Masahito Kobayashi
Masahito Kobayashi*
Department of Economics, Yokohama National University, Japan
Received Date: September, 07 2015; Accepted Date: September, 14 2015; Published Date: September 26, 2015
Citation: Kobayashi M. My Three Aims. J Health MedEcon. 2015, 1:1.
It is an honor for me to be invited to work with the Editor-in-Chief, Co-Editor-in-Chief and the other Members of the Editorial Board of the Journal of Health and Medical Economics.
I have three aims as an Editorial Board Member.
First, I want to make a contribution to the Journal of Health and Medical Economics as a theoretical econometrician. Most empirical econometricians are fascinated by the straightforwardness of natural experiments and are eager to find good instrumental variables to distinguish causality from correlation rigorously. This is undeniably the most powerful methodology in econometrics. However, we have many other useful statistical methods that are not compatible with instrumental variables, such as qualitative choice and survival analysis, because of non-linearity.
I would be most happy if I could suggest alternative efficient econometric methods, preferably easier to use, to contributors to the journal.
Second, I would like to work as an interpreter between different disciplines. I have some experience of joint work with researchers in Economics and the Health and Medical Sciences. These disciplines have their own languages and implicit, sometimes unconscious, rules, which make good communication difficult with researchers outside their fields. A good statistician, and a good editorial board member, should work as a good interpreter of their languages and rules to make submitted papers more readable.
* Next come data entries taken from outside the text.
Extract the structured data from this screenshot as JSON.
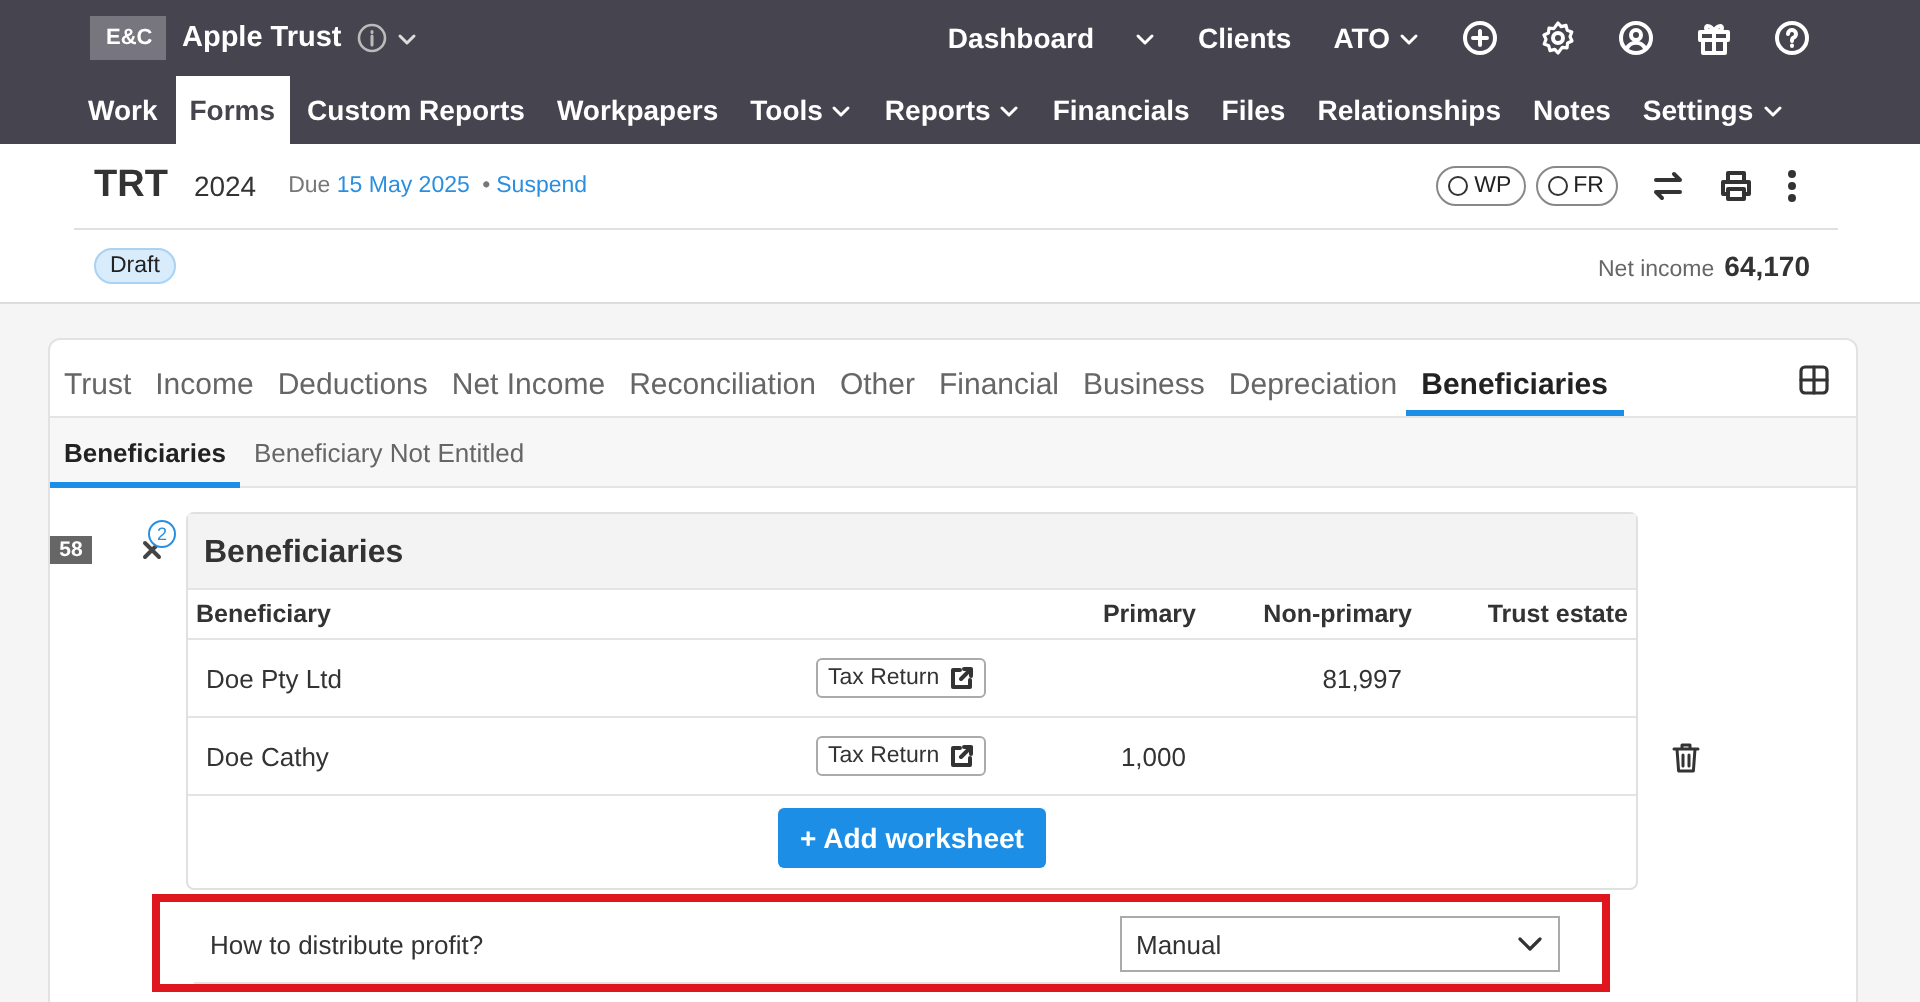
{
  "org": {
    "badge": "E&C",
    "name": "Apple Trust"
  },
  "top_links": [
    {
      "label": "Dashboard",
      "dropdown": true
    },
    {
      "label": "Clients",
      "dropdown": false
    },
    {
      "label": "ATO",
      "dropdown": true
    }
  ],
  "nav": [
    {
      "label": "Work",
      "selected": false,
      "dropdown": false
    },
    {
      "label": "Forms",
      "selected": true,
      "dropdown": false
    },
    {
      "label": "Custom Reports",
      "selected": false,
      "dropdown": false
    },
    {
      "label": "Workpapers",
      "selected": false,
      "dropdown": false
    },
    {
      "label": "Tools",
      "selected": false,
      "dropdown": true
    },
    {
      "label": "Reports",
      "selected": false,
      "dropdown": true
    },
    {
      "label": "Financials",
      "selected": false,
      "dropdown": false
    },
    {
      "label": "Files",
      "selected": false,
      "dropdown": false
    },
    {
      "label": "Relationships",
      "selected": false,
      "dropdown": false
    },
    {
      "label": "Notes",
      "selected": false,
      "dropdown": false
    },
    {
      "label": "Settings",
      "selected": false,
      "dropdown": true
    }
  ],
  "form": {
    "code": "TRT",
    "year": "2024",
    "due_label": "Due",
    "due_date": "15 May 2025",
    "separator": "•",
    "suspend": "Suspend",
    "status": "Draft",
    "net_income_label": "Net income",
    "net_income": "64,170",
    "toggles": [
      {
        "label": "WP",
        "checked": false
      },
      {
        "label": "FR",
        "checked": false
      }
    ]
  },
  "tabs": [
    {
      "label": "Trust",
      "selected": false
    },
    {
      "label": "Income",
      "selected": false
    },
    {
      "label": "Deductions",
      "selected": false
    },
    {
      "label": "Net Income",
      "selected": false
    },
    {
      "label": "Reconciliation",
      "selected": false
    },
    {
      "label": "Other",
      "selected": false
    },
    {
      "label": "Financial",
      "selected": false
    },
    {
      "label": "Business",
      "selected": false
    },
    {
      "label": "Depreciation",
      "selected": false
    },
    {
      "label": "Beneficiaries",
      "selected": true
    }
  ],
  "subtabs": [
    {
      "label": "Beneficiaries",
      "selected": true
    },
    {
      "label": "Beneficiary Not Entitled",
      "selected": false
    }
  ],
  "section": {
    "number": "58",
    "notice_count": "2",
    "title": "Beneficiaries",
    "columns": [
      "Beneficiary",
      "Primary",
      "Non-primary",
      "Trust estate"
    ],
    "rows": [
      {
        "name": "Doe Pty Ltd",
        "link": "Tax Return",
        "primary": "",
        "non_primary": "81,997",
        "trust_estate": "",
        "show_delete": false
      },
      {
        "name": "Doe Cathy",
        "link": "Tax Return",
        "primary": "1,000",
        "non_primary": "",
        "trust_estate": "",
        "show_delete": true
      }
    ],
    "add_button": "+ Add worksheet"
  },
  "distribution": {
    "question": "How to distribute profit?",
    "value": "Manual",
    "highlighted": true
  }
}
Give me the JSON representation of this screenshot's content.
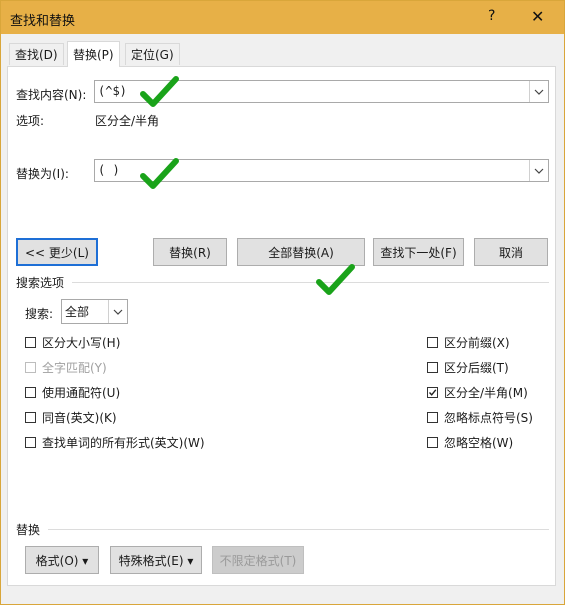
{
  "window": {
    "title": "查找和替换",
    "help": "?",
    "close": "✕"
  },
  "tabs": [
    {
      "label": "查找(D)"
    },
    {
      "label": "替换(P)"
    },
    {
      "label": "定位(G)"
    }
  ],
  "find": {
    "label": "查找内容(N):",
    "value": "(^$)"
  },
  "options_row": {
    "label": "选项:",
    "value": "区分全/半角"
  },
  "replace": {
    "label": "替换为(I):",
    "value": "( )"
  },
  "buttons": {
    "less": "<< 更少(L)",
    "replace": "替换(R)",
    "replace_all": "全部替换(A)",
    "find_next": "查找下一处(F)",
    "cancel": "取消"
  },
  "search_options": {
    "title": "搜索选项",
    "search_label": "搜索:",
    "search_value": "全部",
    "left": [
      {
        "label": "区分大小写(H)",
        "checked": false,
        "disabled": false
      },
      {
        "label": "全字匹配(Y)",
        "checked": false,
        "disabled": true
      },
      {
        "label": "使用通配符(U)",
        "checked": false,
        "disabled": false
      },
      {
        "label": "同音(英文)(K)",
        "checked": false,
        "disabled": false
      },
      {
        "label": "查找单词的所有形式(英文)(W)",
        "checked": false,
        "disabled": false
      }
    ],
    "right": [
      {
        "label": "区分前缀(X)",
        "checked": false,
        "disabled": false
      },
      {
        "label": "区分后缀(T)",
        "checked": false,
        "disabled": false
      },
      {
        "label": "区分全/半角(M)",
        "checked": true,
        "disabled": false
      },
      {
        "label": "忽略标点符号(S)",
        "checked": false,
        "disabled": false
      },
      {
        "label": "忽略空格(W)",
        "checked": false,
        "disabled": false
      }
    ]
  },
  "replace_section": {
    "title": "替换",
    "format": "格式(O) ▾",
    "special": "特殊格式(E) ▾",
    "no_format": "不限定格式(T)"
  },
  "colors": {
    "titlebar": "#e7b047",
    "check_mark": "#1aa31a",
    "focus": "#1e6fd6"
  }
}
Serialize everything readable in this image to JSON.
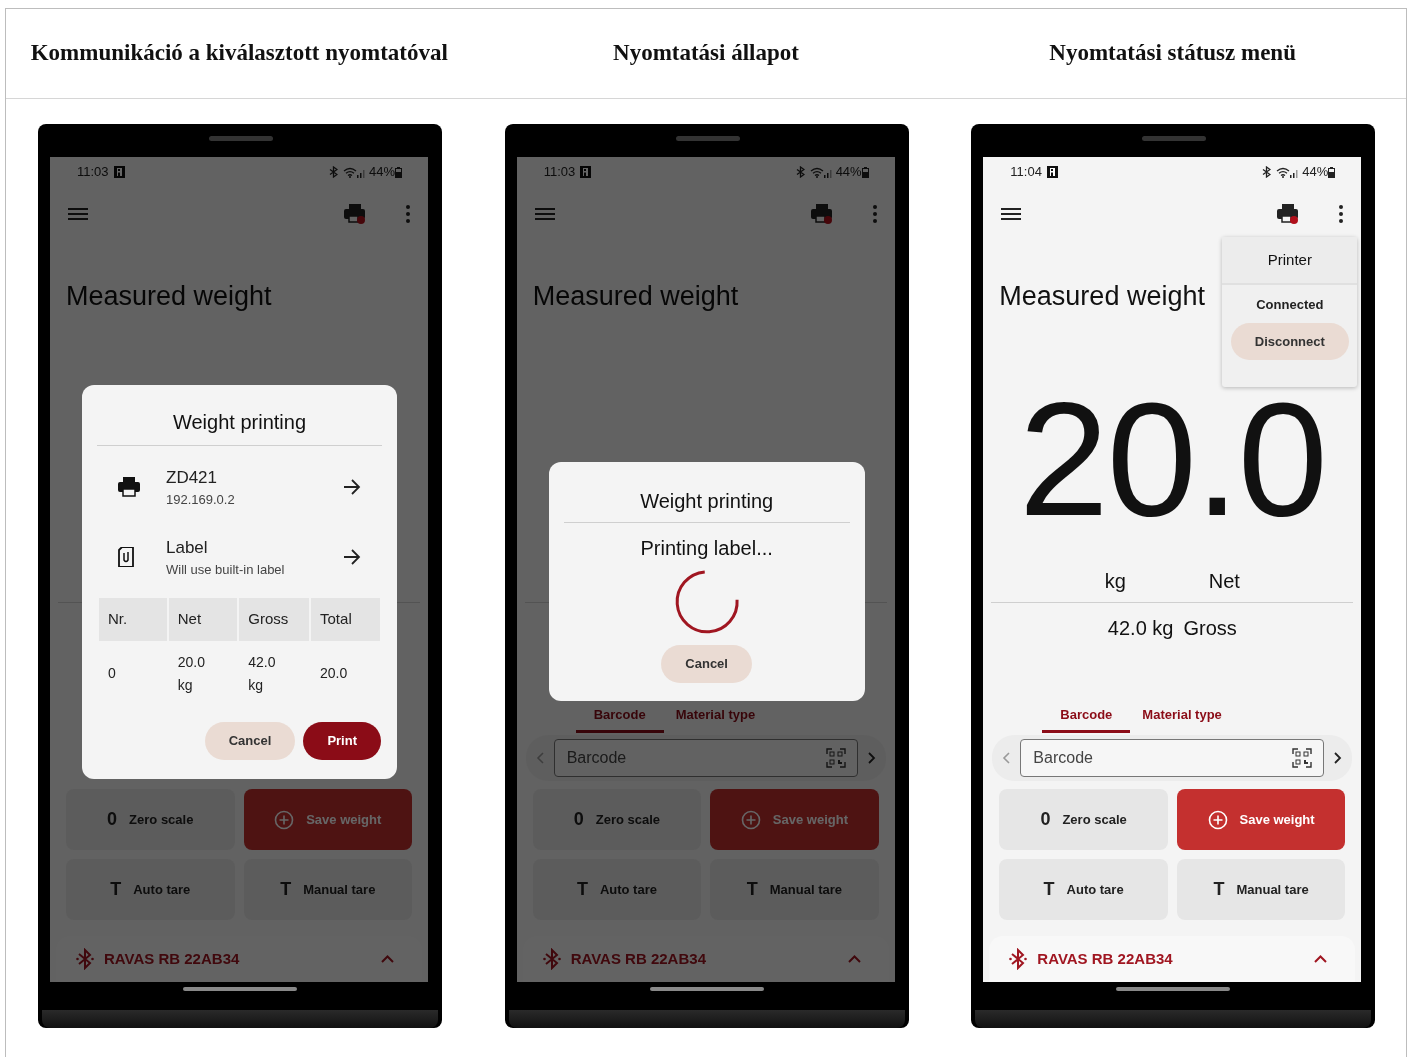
{
  "columns": [
    {
      "heading": "Kommunikáció a kiválasztott nyomtatóval",
      "phone": {
        "time": "11:03",
        "battery": "44%",
        "dimmed": true,
        "title": "Measured weight",
        "buttons": [
          {
            "kind": "zero",
            "symbol": "0",
            "label": "Zero scale"
          },
          {
            "kind": "save",
            "label": "Save weight"
          },
          {
            "kind": "tare",
            "symbol": "T",
            "label": "Auto tare"
          },
          {
            "kind": "tare",
            "symbol": "T",
            "label": "Manual tare"
          }
        ],
        "device": "RAVAS RB 22AB34",
        "dialog": {
          "kind": "setup",
          "title": "Weight printing",
          "items": [
            {
              "kind": "printer",
              "title": "ZD421",
              "subtitle": "192.169.0.2"
            },
            {
              "kind": "label",
              "title": "Label",
              "subtitle": "Will use built-in label"
            }
          ],
          "table": {
            "columns": [
              "Nr.",
              "Net",
              "Gross",
              "Total"
            ],
            "rows": [
              [
                "0",
                "20.0 kg",
                "42.0 kg",
                "20.0"
              ]
            ]
          },
          "buttons": [
            {
              "kind": "secondary",
              "label": "Cancel"
            },
            {
              "kind": "primary",
              "label": "Print"
            }
          ]
        }
      }
    },
    {
      "heading": "Nyomtatási állapot",
      "phone": {
        "time": "11:03",
        "battery": "44%",
        "dimmed": true,
        "title": "Measured weight",
        "tabs": [
          {
            "label": "Barcode",
            "selected": true
          },
          {
            "label": "Material type",
            "selected": false
          }
        ],
        "barcode_placeholder": "Barcode",
        "buttons": [
          {
            "kind": "zero",
            "symbol": "0",
            "label": "Zero scale"
          },
          {
            "kind": "save",
            "label": "Save weight"
          },
          {
            "kind": "tare",
            "symbol": "T",
            "label": "Auto tare"
          },
          {
            "kind": "tare",
            "symbol": "T",
            "label": "Manual tare"
          }
        ],
        "device": "RAVAS RB 22AB34",
        "dialog": {
          "kind": "progress",
          "title": "Weight printing",
          "message": "Printing label...",
          "buttons": [
            {
              "kind": "secondary",
              "label": "Cancel"
            }
          ]
        }
      }
    },
    {
      "heading": "Nyomtatási státusz menü",
      "phone": {
        "time": "11:04",
        "battery": "44%",
        "dimmed": false,
        "title": "Measured weight",
        "reading": {
          "value": "20.0",
          "unit": "kg",
          "mode": "Net",
          "gross": "42.0 kg",
          "gross_label": "Gross"
        },
        "tabs": [
          {
            "label": "Barcode",
            "selected": true
          },
          {
            "label": "Material type",
            "selected": false
          }
        ],
        "barcode_placeholder": "Barcode",
        "buttons": [
          {
            "kind": "zero",
            "symbol": "0",
            "label": "Zero scale"
          },
          {
            "kind": "save",
            "label": "Save weight"
          },
          {
            "kind": "tare",
            "symbol": "T",
            "label": "Auto tare"
          },
          {
            "kind": "tare",
            "symbol": "T",
            "label": "Manual tare"
          }
        ],
        "device": "RAVAS RB 22AB34",
        "menu": {
          "title": "Printer",
          "status": "Connected",
          "button": "Disconnect"
        }
      }
    }
  ]
}
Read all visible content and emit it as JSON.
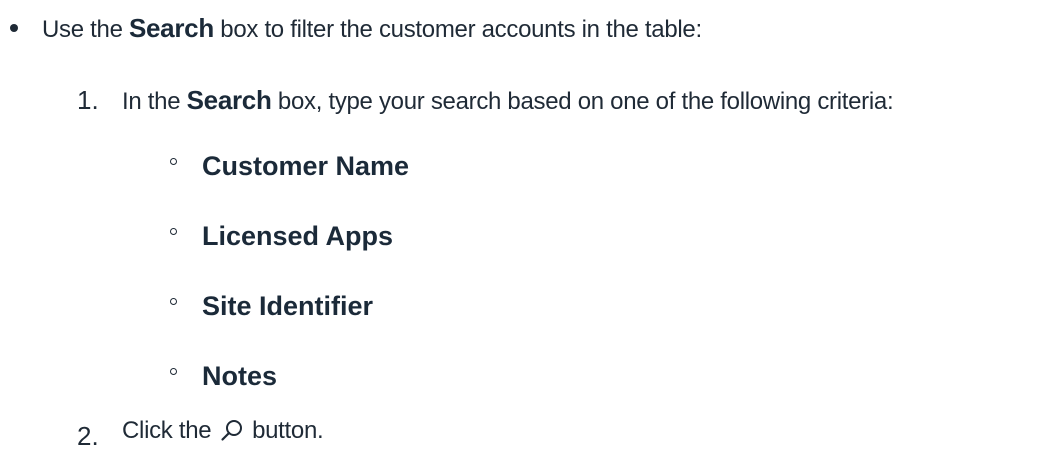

Third, I hope that the Journal of Health & Medical Economics will be an outlet of research for young researchers in Japan, which presently has only a few health and medical econometricians. It is a little strange because statistical analysis, the elder brother of econometrics, has a long-established role in health and medical sciences in Japan.
The first rumored explanation for this is that accessibility to health and medical data collected by the Government is restricted too strictly. Only researchers in government sectors can use original data sets, and researchers in universities are rarely allowed to use them. It is even rumored that researchers who are critical of government health and medical policies are never allowed to use them. The second rumored reason is that the government policy process in Japan is not evidence based, which is closely related to the first point. Thus, with no evidence-based policy, there is no data analysis.
I hope that these rumored explanations are untrue, because it is totally unreasonable.
With fewer data and policy constraints, I believe that we will be able to have more health and medical econometricians in Japan.